A few distortions of reality serve as anchors for the larger constellation. 1000 Blitze (1000 Bolts) turns lightning into a vascular network, an illuminated anatomy of perception that overwhelms the sensorium. Vision feels compromised yet somehow more acute, as if the eye were seeing its own interior. Himmel (Sky) distills the world into a single fly drifting in an impossible blue expanse while rain murmurs in the soundtrack. The insect is reduced to an atmospheric event, a coherence of sentience within a monolithic field. Here, Brehm demonstrates how minimal stimuli can trigger an almost cosmic alertness.

This shift from the microscopic to the elemental reappears in Übung (Exercise), where a figure is thrust toward the camera, lit as if by an emergency sign from within. Strobes slide across sweat and skin until the figure becomes particulate, edging toward ash. Schwarzensee repeats the experience through landscape: bands of colored water glide past while the creak of a rowboat grounds the abstraction in human effort.

The domestic sphere proves no safer. Vollmund (Full Moon) frames eggs frying, cigarettes burning, Coke bottles bending, and a child’s cheerful “Let’s go,” all glimpsed through a circular aperture that turns the mundane into a pupil of surveillance. In Basis pH, the application of makeup is a study in exposure rather than beautification, as if each gesture were removing a layer of self-protection rather than adding one. It’s the private act as uncertain confession.
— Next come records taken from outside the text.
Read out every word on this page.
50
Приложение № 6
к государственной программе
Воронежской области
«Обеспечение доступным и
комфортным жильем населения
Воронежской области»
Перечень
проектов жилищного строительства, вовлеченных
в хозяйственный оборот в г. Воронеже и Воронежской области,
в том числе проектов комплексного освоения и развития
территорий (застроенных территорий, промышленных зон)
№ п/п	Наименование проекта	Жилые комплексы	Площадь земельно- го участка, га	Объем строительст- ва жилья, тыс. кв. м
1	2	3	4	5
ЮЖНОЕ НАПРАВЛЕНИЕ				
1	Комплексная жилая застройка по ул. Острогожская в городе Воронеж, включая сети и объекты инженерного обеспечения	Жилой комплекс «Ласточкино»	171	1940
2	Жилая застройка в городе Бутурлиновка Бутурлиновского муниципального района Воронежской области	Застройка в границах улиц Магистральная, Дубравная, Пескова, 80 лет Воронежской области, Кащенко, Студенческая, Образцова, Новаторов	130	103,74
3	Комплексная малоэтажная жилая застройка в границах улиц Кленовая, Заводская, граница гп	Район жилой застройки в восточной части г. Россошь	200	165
Brehm’s engagement with pornography punctuates at regular intervals but refuses eroticism. Peng Peng links desire to violation by intercutting voyeuristic gazes with surgical imagery, whereas Berlin and Paris tint fleshly negatives green or red-blue until their physics appear industrial.

Self-portraiture assumes the identity of a malfunction. Chesterfield shows Brehm flickering beside a car while a metronome hammers machinically. In Charles, a drained, remorse-free face is doubled by a twin that never quite aligns, enacting a moral vacancy. Röntgen (X-Ray) meshes screaming vocals with inverted faces and vehicles in a radiographic exorcism. Such pieces insist that identity is not a stable referent but an affectation that appears only when stressed, inverted, or pulled apart.
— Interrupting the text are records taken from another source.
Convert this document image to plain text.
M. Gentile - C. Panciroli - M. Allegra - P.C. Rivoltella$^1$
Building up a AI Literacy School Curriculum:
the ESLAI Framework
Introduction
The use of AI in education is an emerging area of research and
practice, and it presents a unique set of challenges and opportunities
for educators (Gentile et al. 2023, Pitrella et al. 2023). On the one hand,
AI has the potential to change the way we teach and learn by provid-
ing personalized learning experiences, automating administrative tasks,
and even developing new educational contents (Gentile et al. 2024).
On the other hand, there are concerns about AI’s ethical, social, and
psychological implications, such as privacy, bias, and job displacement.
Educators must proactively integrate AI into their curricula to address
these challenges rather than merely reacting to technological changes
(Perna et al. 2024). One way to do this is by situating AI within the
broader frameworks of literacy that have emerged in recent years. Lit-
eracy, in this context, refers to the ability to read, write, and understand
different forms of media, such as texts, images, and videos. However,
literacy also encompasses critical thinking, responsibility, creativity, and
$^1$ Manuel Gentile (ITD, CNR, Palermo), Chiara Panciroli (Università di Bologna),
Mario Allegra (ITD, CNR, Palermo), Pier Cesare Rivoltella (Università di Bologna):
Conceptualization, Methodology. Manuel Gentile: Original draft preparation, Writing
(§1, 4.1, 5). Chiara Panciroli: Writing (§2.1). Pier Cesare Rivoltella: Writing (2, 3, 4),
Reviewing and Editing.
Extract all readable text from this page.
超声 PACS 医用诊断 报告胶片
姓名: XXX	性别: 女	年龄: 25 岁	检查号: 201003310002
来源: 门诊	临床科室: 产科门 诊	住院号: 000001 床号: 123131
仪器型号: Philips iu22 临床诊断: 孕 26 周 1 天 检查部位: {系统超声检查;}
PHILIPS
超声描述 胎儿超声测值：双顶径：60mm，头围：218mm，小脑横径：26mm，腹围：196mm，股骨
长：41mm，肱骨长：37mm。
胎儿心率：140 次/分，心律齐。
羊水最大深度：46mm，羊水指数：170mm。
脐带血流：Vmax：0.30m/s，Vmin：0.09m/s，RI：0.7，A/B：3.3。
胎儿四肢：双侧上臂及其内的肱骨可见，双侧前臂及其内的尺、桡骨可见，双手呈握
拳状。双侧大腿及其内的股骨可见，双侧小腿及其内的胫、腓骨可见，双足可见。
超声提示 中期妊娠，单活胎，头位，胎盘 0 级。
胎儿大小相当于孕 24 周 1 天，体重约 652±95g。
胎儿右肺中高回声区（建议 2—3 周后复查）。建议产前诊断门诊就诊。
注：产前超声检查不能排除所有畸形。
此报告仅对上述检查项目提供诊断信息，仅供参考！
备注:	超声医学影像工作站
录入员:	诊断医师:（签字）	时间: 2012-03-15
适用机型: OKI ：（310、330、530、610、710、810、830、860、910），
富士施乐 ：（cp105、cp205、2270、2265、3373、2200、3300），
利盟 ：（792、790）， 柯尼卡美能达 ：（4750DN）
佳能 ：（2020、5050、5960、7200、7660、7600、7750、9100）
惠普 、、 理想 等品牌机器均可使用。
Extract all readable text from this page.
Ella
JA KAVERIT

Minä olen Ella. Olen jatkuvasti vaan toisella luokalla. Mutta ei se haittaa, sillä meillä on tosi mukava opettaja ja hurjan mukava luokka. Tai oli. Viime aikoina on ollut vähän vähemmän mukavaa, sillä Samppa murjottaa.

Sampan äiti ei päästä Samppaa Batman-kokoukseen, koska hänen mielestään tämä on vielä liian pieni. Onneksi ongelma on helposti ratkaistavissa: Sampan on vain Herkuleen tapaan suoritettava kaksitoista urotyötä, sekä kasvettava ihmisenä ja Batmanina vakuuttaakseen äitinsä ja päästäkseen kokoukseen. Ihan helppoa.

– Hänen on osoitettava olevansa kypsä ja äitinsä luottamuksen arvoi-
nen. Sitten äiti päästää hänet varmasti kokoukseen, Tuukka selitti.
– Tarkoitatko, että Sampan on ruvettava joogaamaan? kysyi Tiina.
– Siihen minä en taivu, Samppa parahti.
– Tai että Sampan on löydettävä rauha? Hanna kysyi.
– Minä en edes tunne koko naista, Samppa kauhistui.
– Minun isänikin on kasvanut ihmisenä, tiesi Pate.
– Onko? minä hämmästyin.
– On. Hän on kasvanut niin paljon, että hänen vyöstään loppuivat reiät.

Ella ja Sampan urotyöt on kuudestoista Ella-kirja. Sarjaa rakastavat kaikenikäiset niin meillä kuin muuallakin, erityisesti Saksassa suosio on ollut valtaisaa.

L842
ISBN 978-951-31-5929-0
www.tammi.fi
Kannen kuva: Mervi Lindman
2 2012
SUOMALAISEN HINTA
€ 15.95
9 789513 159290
As chronology grows, so does the gentility of Brehm’s touch. Licht (Light) is a standout in this regard: a hand caresses a lampshade again and again in a manner so tender that it borders on obsession. Sonne Halt (Sun Stop) freezes the sun between two towers as a red circle that pins luminosity to the board of life without extinguishing it. Cocktail shifts into a reflective register as Brehm diverts focus to his layered image, jazz sketching itself in the background.

The selection concludes with uncanny simplicity. Oxford holds a pair of dress shoes against the firmament. Walking on air? Hello Mabuse converts a simple handshake into a bureaucratic nightmare, framed by ominous clocks. And Rolle returns to repetition as ritual, walking toward and away from the camera near a bale of hay until the act becomes a mantra.
Throughout PRAXIS, Brehm interrogates the image’s ability to signify anything beyond material agitation. The cumulative effect is fiercely corporeal, working directly into the viewer’s nervous system. Along the way, we learn how recognition and estrangement can collapse into each other, how ordinary objects can become alien through intensity, and how a soul caught in the act of looking cannot help but feel implicated in what it sees. What remains is a kind of hyper-alive exhaustion. Brehm exposes the vitality of the photographic trace even as he acknowledges the slow death embedded in every act of viewing. These fragments do not cohere, yet their incoherence is the point. Are we really so different?